I spent the morning downtown meeting with my divorce lawyer. Among other things, TAB is refusing to pay to treatments that have already happened and have been agreed to in mediation. It’s ridiculous how much money has been burned in this divorce – but that is exactly what a scorched earth divorce is. The depths this man will go to to cause chaos and pain is incredible.
What I have learned in this process is to pass off as much stress and anger as I possibly can. I have kids in crisis who are damaged and scared as a result of life with an abusive narcissist. That really needs to take up my time and focus, not worrying about the grenades he continues to launch.
I have a great lawyer.

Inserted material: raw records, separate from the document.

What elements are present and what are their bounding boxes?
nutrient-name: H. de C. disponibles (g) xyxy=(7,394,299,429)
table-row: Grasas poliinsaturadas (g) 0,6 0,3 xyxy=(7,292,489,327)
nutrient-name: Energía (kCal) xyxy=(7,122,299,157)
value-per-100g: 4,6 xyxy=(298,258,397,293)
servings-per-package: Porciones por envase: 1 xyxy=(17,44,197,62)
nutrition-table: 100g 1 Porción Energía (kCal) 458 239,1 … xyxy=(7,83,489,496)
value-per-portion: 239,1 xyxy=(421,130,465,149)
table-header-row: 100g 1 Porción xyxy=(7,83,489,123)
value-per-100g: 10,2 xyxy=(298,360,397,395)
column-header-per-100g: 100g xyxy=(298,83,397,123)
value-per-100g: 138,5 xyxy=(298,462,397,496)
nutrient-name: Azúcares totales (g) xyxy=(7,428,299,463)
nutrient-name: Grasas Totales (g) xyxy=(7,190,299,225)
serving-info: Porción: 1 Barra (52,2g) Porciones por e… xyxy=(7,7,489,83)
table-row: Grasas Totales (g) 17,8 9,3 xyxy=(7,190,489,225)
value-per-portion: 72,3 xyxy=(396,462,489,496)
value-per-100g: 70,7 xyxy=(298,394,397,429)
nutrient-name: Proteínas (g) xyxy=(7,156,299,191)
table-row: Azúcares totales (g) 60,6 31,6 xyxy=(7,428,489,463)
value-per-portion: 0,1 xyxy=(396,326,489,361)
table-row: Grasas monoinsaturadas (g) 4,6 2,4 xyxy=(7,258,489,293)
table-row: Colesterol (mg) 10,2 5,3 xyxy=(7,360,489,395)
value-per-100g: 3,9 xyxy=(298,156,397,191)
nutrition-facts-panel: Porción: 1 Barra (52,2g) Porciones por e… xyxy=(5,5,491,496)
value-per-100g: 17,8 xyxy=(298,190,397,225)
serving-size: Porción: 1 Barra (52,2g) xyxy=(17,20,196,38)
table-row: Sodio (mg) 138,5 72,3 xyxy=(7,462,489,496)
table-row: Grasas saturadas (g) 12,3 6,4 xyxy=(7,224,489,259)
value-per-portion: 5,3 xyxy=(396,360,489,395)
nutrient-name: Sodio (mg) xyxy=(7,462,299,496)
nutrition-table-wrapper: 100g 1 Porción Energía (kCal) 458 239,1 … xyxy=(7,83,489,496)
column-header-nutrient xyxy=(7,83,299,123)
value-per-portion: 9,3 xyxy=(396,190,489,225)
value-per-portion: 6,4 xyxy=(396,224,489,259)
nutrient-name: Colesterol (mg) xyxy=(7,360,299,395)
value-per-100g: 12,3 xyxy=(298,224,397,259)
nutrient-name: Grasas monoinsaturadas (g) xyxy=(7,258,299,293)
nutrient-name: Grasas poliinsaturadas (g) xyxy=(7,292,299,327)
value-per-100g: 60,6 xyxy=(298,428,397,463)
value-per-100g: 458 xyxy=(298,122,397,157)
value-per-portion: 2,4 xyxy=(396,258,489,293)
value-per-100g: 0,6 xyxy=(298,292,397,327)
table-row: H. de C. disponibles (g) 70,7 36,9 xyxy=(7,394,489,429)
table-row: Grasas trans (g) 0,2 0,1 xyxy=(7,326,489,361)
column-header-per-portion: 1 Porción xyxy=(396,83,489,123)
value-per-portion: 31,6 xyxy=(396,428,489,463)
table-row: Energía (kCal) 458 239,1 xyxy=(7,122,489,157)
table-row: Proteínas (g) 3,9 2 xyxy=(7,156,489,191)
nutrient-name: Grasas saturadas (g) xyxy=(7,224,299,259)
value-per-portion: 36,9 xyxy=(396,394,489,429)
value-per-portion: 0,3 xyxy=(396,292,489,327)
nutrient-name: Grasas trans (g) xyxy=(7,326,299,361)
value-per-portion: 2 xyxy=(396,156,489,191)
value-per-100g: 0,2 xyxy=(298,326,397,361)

She’s good at her job, and I click with her personally. I feel really fortunate about this. She gets who TAB is and understands the chaos and crazy he tries to create. I trust her, and I am able to hand off a lot of my worry and stress to her. It means I can take a deep breath and focus on what is important – my kids, my sanity.
We spent a lot of time today developing a game plan to move ahead. I don’t want to spend the rest of my life fighting, but I also need to resolve some really big financial issues so that the kids and I are protected. It’s a big price I paid giving up my career to raise the kids while he became a very successful business man. And yet, even being in this place where he has tried his hardest to leave us destitute and broken, I wouldn’t change my years at home with my kids for anything.
I feel like he’s trying to break me. Even still, when I haven’t laid eyes on him in almost two years, he’s still trying to destroy me. It’s not just being dramatic. I spent the last years of our marriage hearing him tell me how he was going to either off me himself or drive me to a place where I lost the will to live.
I’m stronger than he thinks I am. So are my kids.